Ao aproximar-se a festa de São Francisco deste ano, parece-nos importante retomar em nossas mãos e iniciar juntos uma reflexão sobre a Encíclica Laudato Si’ (
saiba mais), que o Papa Francisco nos encaminhou na última festa de Pentecostes “sobre o cuidado da casa comum”. Sentimo-nos chamados à causa duas vezes: como todos os homens de boa vontade, pois o sucessor de Pedro dirigiu-se a todos nós, e como

franciscanos, pois a referência a Francisco de Assis percorre este texto desde o seu título. O próprio Papa justifica esta referência dizendo:
“Acho que Francisco é o exemplo por excelência do cuidado pelo que é frágil e por uma ecologia integral, vivida com alegria e autenticidade” (n.10). Esta ideia de
“ecologia integral” percorre toda a Encíclica e quer recordar-nos que o problema ecológico não é uma questão setorial, limitada à relação com o meio ambiente entendido no sentido estrito, quase uma espécie de jardinagem, mas trata-se de um conjunto de problemáticas amplas, como a justiça nas relações sociais, no empenho pela paz, no respeito pela vida, que estão diretamente ligados ao problema do meio ambiente. Relações justas entre as pessoas e os povos refletem-se em uma relação justa com o meio ambiente, enquanto que exploração e injustiças nas relações humanas geram exploração e contaminação das riquezas naturais. Quando se fala de
“ecologia integral” convida-se a um olhar amplo do todo, que veja a profunda relação que liga a contaminação, a questão da água, das mudanças climáticas e a perda da biodiversidade com a degradação social, a deterioração da qualidade de vida humana e a iniquidade planetária. O Papa inclina-se sobre a prospectiva integral desta ecologia, mostrando os diversos âmbitos nos quais desenvolvem-se, falando da ecologia ambiental, econômica e social, completamente ligadas entre si, como também de ecologia cultural, referindo-se à vida cotidiana. O Papa convida especialmente os cristãos a uma
“conversão ecológica”, retomando as convicções da nossa fé e denunciando que muitas vezes se trata de uma dimensão que falta em nossa espiritualidade.
“Falta-lhes, pois, uma conversão ecológica, que comporta deixar emergir, nas relações com o mundo que os rodeia, todas as consequências do encontro com Jesus. Viver a vocação de guardiões da obra de Deus não é algo de opcional nem um aspecto secundário da experiência cristã, mas parte essencial duma existência virtuosa. Recordemos o modelo de São Francisco de Assis, para propor uma sã relação com a criação como dimensão da conversão integral da pessoa” (n. 217-218).
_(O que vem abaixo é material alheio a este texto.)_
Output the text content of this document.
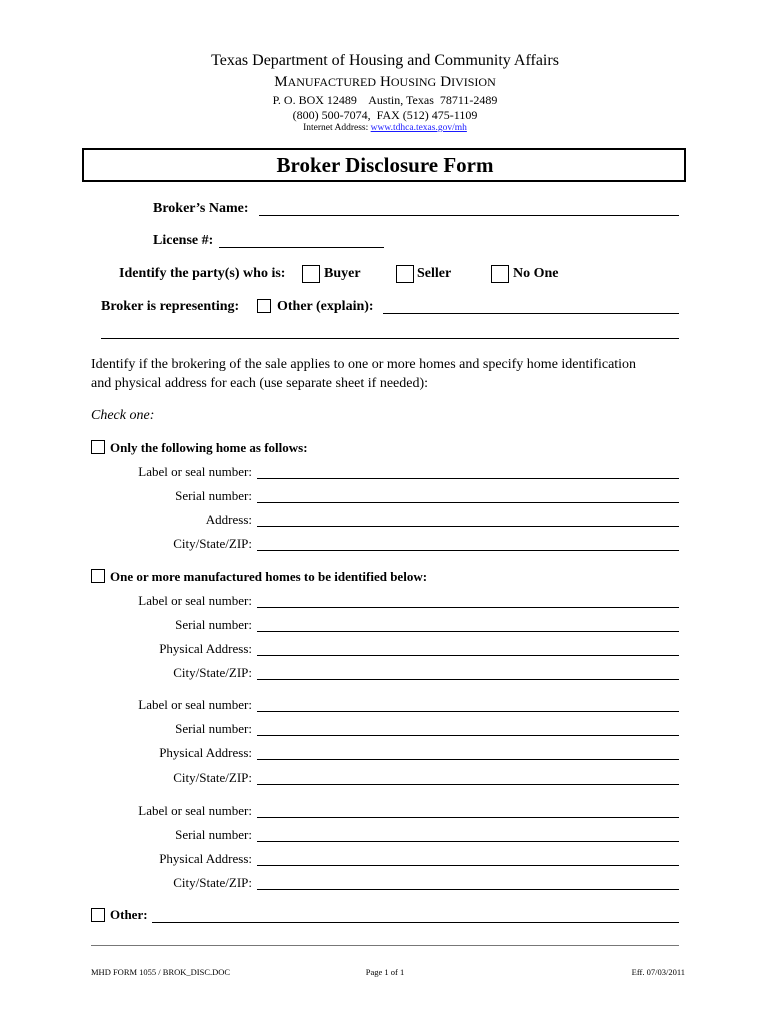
Texas Department of Housing and Community Affairs
MANUFACTURED HOUSING DIVISION
P. O. BOX 12489    Austin, Texas  78711-2489
(800) 500-7074,  FAX (512) 475-1109
Internet Address: www.tdhca.texas.gov/mh
Broker Disclosure Form
Broker’s Name:
License #:
Identify the party(s) who is:	Buyer	Seller	No One
Broker is representing:	Other (explain):
Identify if the brokering of the sale applies to one or more homes and specify home identification
and physical address for each (use separate sheet if needed):
Check one:
Only the following home as follows:
Label or seal number:
Serial number:
Address:
City/State/ZIP:
One or more manufactured homes to be identified below:
Label or seal number:
Serial number:
Physical Address:
City/State/ZIP:
Label or seal number:
Serial number:
Physical Address:
City/State/ZIP:
Label or seal number:
Serial number:
Physical Address:
City/State/ZIP:
Other:
MHD FORM 1055 / BROK_DISC.DOC	Page 1 of 1	Eff. 07/03/2011
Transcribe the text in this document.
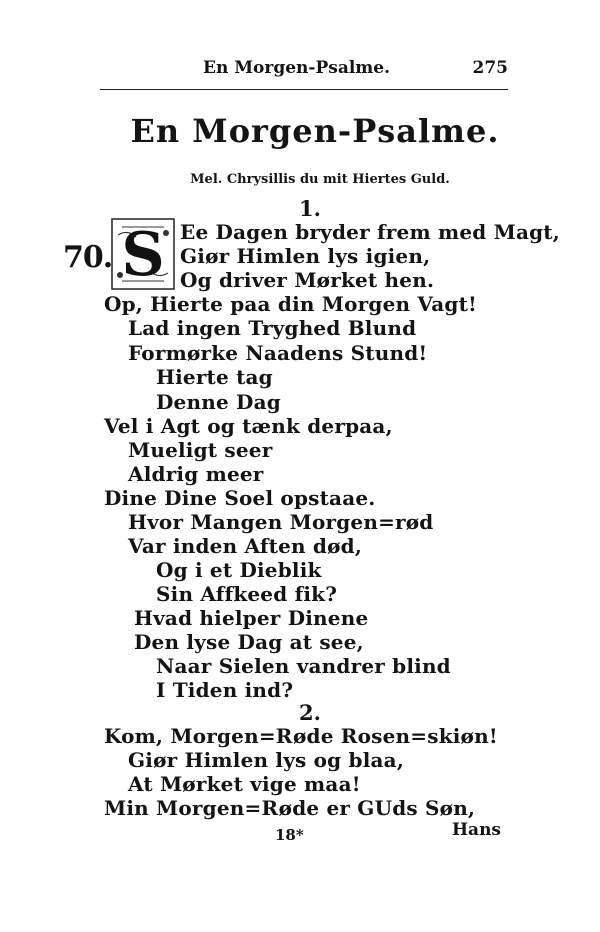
En Morgen-Psalme.	275
En Morgen-Psalme.
Mel. Chrysillis du mit Hiertes Guld.
1.
70. S Ee Dagen bryder frem med Magt,
Giør Himlen lys igien,
Og driver Mørket hen.
Op, Hierte paa din Morgen Vagt!
Lad ingen Tryghed Blund
Formørke Naadens Stund!
Hierte tag
Denne Dag
Vel i Agt og tænk derpaa,
Mueligt seer
Aldrig meer
Dine Dine Soel opstaae.
Hvor Mangen Morgen=rød
Var inden Aften død,
Og i et Dieblik
Sin Affkeed fik?
Hvad hielper Dinene
Den lyse Dag at see,
Naar Sielen vandrer blind
I Tiden ind?
2.
Kom, Morgen=Røde Rosen=skiøn!
Giør Himlen lys og blaa,
At Mørket vige maa!
Min Morgen=Røde er GUds Søn,
18*	Hans
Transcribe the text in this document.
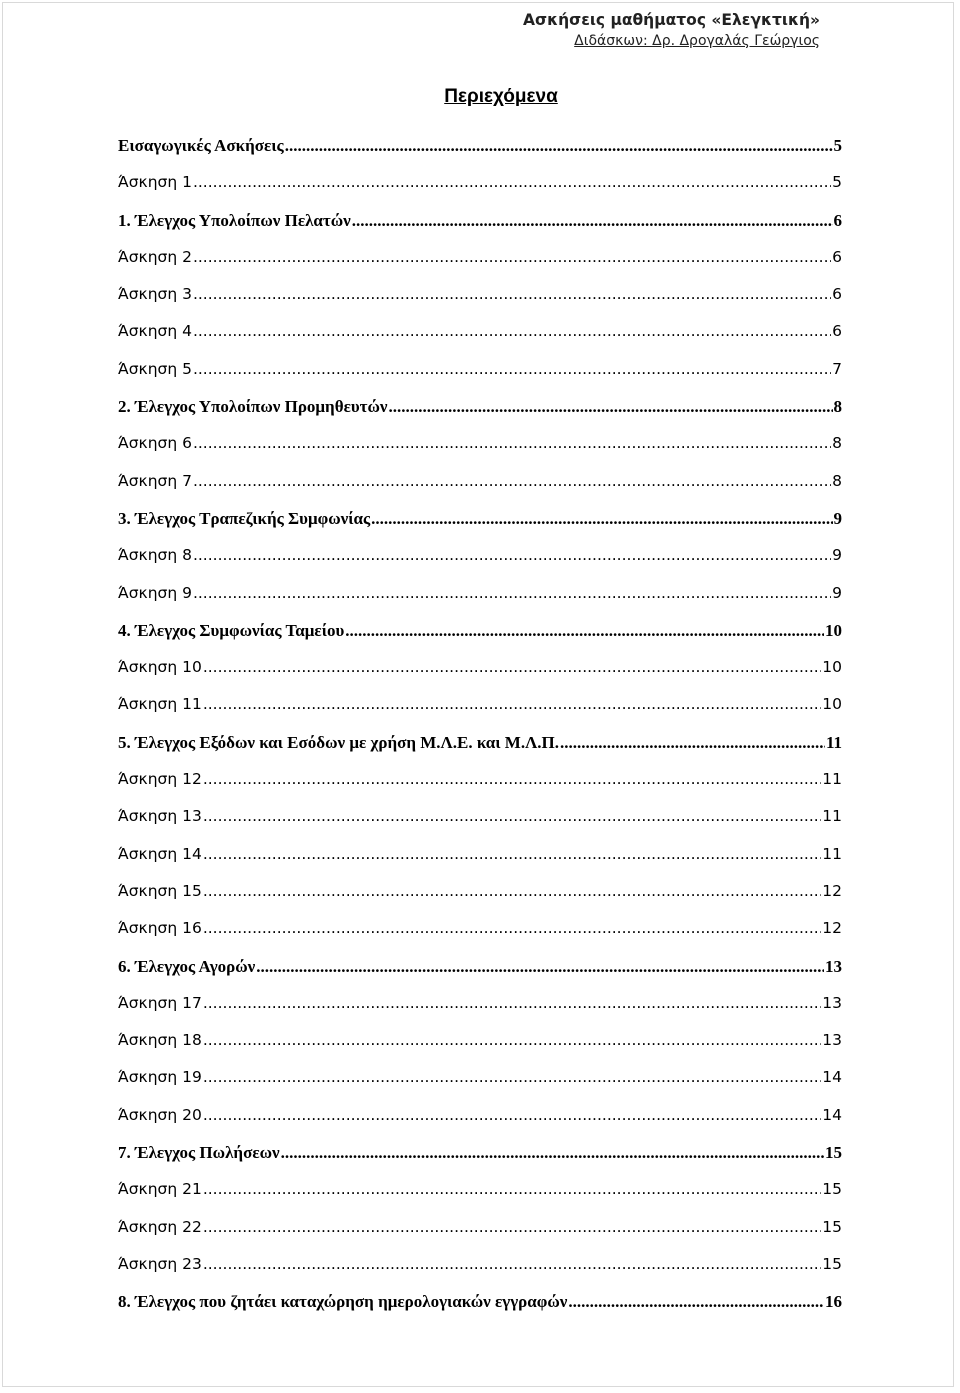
Ασκήσεις μαθήματος «Ελεγκτική»
Διδάσκων: Δρ. Δρογαλάς Γεώργιος
Περιεχόμενα
Εισαγωγικές Ασκήσεις .....	5
Άσκηση 1 .....	5
1. Έλεγχος Υπολοίπων Πελατών .....	6
Άσκηση 2 .....	6
Άσκηση 3 .....	6
Άσκηση 4 .....	6
Άσκηση 5 .....	7
2. Έλεγχος Υπολοίπων Προμηθευτών .....	8
Άσκηση 6 .....	8
Άσκηση 7 .....	8
3. Έλεγχος Τραπεζικής Συμφωνίας .....	9
Άσκηση 8 .....	9
Άσκηση 9 .....	9
4. Έλεγχος Συμφωνίας Ταμείου .....	10
Άσκηση 10 .....	10
Άσκηση 11 .....	10
5. Έλεγχος Εξόδων και Εσόδων με χρήση Μ.Λ.Ε. και Μ.Λ.Π. .....	11
Άσκηση 12 .....	11
Άσκηση 13 .....	11
Άσκηση 14 .....	11
Άσκηση 15 .....	12
Άσκηση 16 .....	12
6. Έλεγχος Αγορών .....	13
Άσκηση 17 .....	13
Άσκηση 18 .....	13
Άσκηση 19 .....	14
Άσκηση 20 .....	14
7. Έλεγχος Πωλήσεων .....	15
Άσκηση 21 .....	15
Άσκηση 22 .....	15
Άσκηση 23 .....	15
8. Έλεγχος που ζητάει καταχώρηση ημερολογιακών εγγραφών .....	16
Nós retomamos alguns pontos da Encíclica para ainda estimular cada um de nós e, se fossenecessário, relê-la, meditá-la e fazê-la objeto de discussão fraterna. Trata-se de um tema que verdadeiramente nos diz respeito, como frades menores, seguidores de Jesus do jeito de São Francisco de Assis. São Francisco nos convida para olhar a criação com olhos espirituais, isto é, animados pelo Espírito do Senhor e feitos olhos que creem para ver melhor toda a realidade. Um ótimo exemplo ele mesmo nos dá através do Cântico das criaturas: dentre elas lembra-se em primeiro lugar do sol, e ele diz que
“ele é belo e radiante com grande esplendor: de Ti, Altíssimo, traz o significado”. O olhar de cada ser humano pode dizer que o sol é belo e luminoso: no olhar de Francisco que crê acrescenta que o sol nos lembra Deus, usando a empenhadora palavra
“significado”. É bonito notar que o olhar do cristão não vê um sol diferente das outras pessoas: na mesma realidade que todos veem, nós cristãos podemos lançar um olhar mais penetrante, que vai além da superfície e colhe o mais profundo
“significado”. A fé não nos faz ver um mundo diferente daquele real, mas nos faz ver de modo diferente o mesmo mundo. Este olhar diferente poderá ter um efeito benéfico também na perspectiva do cuidado do meio ambiente. A partir da fé, podemos recordar a nós mesmos e ao mundo que a realidade natural, a água, o ar, a terra, as matas, são também criaturas de Deus. Esta observação, elementar para cada cristão, tem um efeito benéfico de fazer-nos sair de uma relação bipolar homem-natureza, pois insere um terceiro elemento nesta relação que, de outro modo, corre o risco de tornar-se conflituosa: o terceiro elemento necessário é Deus. Se em nossa consideração existem somente o homem e as realidades naturais, surge um conflito para estabelecer quem manda dentre os dois; se, ao contrário, nos recordamos que, seja o ser humano, seja a natureza, somos criaturas de Deus, reconhecendo que a origem de tudo é Ele, que está acima de nós, então reencontraremos o equilíbrio de uma ralação pacificada.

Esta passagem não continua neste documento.